An alarming report published by the Department of Homeland Security in March 2010 called attention to the theft of dozens of pounds of dangerous explosives from an airport storage bunker in Washington state.
Like many such warnings, it drew on information gathered by one of the department's so-called "fusion centers" created to exchange data among state, local and federal officials, all at a cost to the federal government of hundreds of millions of dollars.
There was just one problem with that report, and many others like it: the theft had occurred seven months earlier, and it had been highlighted within five days in a press release by the Justice Department's Bureau of Alcohol, Tobacco, Firearms and Explosives, which was seeking citizen assistance in tracking down the culprits.
The DHS report's tardiness and its duplication of work by others has been a commonplace failing of work performed by fusion centers nationwide, according to a new investigation of the DHS-funded centers by the Senate Permanent Subcommittee on Investigations.
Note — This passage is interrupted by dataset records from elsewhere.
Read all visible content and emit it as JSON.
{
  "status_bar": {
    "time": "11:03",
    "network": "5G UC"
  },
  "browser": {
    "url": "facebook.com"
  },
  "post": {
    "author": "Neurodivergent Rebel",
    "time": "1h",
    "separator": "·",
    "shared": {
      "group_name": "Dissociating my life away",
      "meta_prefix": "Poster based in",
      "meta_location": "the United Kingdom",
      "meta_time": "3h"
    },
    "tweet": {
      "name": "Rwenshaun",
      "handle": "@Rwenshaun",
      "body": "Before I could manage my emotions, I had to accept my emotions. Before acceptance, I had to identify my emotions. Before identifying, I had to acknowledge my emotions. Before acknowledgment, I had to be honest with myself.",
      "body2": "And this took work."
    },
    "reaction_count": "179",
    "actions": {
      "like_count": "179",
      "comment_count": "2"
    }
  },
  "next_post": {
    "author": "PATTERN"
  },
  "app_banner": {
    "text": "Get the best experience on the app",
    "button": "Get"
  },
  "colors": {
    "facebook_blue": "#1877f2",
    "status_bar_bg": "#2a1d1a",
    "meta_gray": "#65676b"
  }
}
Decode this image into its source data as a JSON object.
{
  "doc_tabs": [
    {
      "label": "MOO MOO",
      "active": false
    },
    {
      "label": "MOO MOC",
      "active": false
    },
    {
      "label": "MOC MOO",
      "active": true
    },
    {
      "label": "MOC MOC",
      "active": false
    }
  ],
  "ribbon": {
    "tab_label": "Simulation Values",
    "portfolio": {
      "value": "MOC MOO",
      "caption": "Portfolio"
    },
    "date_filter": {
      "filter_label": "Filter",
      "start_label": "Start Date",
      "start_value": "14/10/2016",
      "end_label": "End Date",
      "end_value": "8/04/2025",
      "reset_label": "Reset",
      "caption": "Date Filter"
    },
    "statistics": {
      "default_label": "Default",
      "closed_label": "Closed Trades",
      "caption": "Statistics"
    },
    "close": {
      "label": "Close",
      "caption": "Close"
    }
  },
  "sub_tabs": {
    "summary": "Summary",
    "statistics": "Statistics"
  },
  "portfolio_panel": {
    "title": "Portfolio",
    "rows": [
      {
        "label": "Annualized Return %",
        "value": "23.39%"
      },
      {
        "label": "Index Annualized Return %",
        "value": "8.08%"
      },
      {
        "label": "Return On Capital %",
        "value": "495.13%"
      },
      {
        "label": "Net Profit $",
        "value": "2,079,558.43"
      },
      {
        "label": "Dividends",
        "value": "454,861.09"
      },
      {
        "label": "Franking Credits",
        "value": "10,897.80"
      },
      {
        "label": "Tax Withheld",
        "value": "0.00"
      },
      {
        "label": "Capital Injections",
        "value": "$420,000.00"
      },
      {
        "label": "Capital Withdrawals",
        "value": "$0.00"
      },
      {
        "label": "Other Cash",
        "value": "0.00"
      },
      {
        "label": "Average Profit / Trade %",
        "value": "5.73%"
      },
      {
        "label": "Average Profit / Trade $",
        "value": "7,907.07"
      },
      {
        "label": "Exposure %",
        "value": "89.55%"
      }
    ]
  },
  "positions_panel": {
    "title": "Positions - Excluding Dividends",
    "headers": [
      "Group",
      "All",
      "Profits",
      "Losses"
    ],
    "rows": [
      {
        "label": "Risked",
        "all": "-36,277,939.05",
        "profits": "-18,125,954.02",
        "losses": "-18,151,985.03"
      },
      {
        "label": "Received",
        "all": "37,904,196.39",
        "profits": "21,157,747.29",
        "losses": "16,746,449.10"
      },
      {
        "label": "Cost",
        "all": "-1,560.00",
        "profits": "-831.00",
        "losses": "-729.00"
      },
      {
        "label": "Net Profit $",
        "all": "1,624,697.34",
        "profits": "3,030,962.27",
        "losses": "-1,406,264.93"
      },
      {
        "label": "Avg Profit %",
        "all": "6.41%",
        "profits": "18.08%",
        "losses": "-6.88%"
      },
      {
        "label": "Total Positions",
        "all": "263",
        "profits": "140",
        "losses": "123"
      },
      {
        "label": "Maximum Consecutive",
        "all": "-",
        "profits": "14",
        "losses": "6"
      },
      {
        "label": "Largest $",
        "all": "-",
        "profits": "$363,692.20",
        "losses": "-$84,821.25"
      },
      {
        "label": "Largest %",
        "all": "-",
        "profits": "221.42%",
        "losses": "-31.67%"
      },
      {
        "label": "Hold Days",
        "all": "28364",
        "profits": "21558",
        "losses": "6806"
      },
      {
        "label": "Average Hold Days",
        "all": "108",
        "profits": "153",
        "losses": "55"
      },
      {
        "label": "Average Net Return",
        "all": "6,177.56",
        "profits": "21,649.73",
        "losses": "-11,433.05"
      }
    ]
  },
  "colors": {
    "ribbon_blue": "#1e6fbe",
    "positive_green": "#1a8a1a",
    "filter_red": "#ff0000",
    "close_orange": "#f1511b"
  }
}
The centers were created with great fanfare over the past decade by Washington with the aim of redressing gaps in intelligence-sharing among local, state, and federal officials -- gaps documented by probes of the period before the Sept. 2001 attacks, when some of the attackers were stopped by police for traffic violations or other reasons, and then released.
In July 2009, DHS Secretary Janet Napolitano called the fusion centers "a critical part of our nation's homeland security capabilities." About 70 of the centers now exist, located in major cities and nearly all states.
But in its blistering, bipartisan staff report released late Tuesday evening, the panel asserts that the centers -- which were financed by federal taxpayers with the express aim of helping the counter-terror effort -- frequently produced "shoddy, rarely timely" reports that in some cases violated civil liberties or privacy and often had little to do with terrorism.
"Most [relevant reports] were published months after they were received" from fusion centers in Washington, the subcommittee's 107-page account said. And only a fraction of all the reports dealt with terrorism, because no one in Washington forced the centers to stay focused on that topic. The fusion center in southern Nevada -- formally called a Counterterrorism Center -- mostly tracks school violence, according to the report.
"Despite reviewing 13 months' worth of reporting originating from fusion centers from April 1, 2009 to April 30, 2010, the Subcommittee investigation could identify no reporting which uncovered a terrorist threat, nor could it identify a contribution such fusion center reporting made to disrupt an active terrorist plot," the document states. "DHS's involvement with fusion centers appeared not to have yielded timely, useful, terrorism-related intelligence for the federal intelligence community."
Matthew Chandler, a DHS spokesman, condemned the subcommittee's report in a prepared statement, calling it "out of date, inaccurate, and misleading." He also accused the investigators of refusing to review "relevant data," in an apparent reference to their decision not to read fusion centers' reports in classified form.
Chandler further asserted that the subcommittee, which closely scrutinized work produced by the centers in 2009 and 2010 and examined Bush and Obama administration policies through August of this year, had failed to understand that a key role for the centers is to "receive" intelligence information provided by the federal government, not just to produce it. Another Obama administration official, who declined to be identified, said the report "fails to reflect the totality of work done by fusion centers that directly supports our counter-terrorism efforts."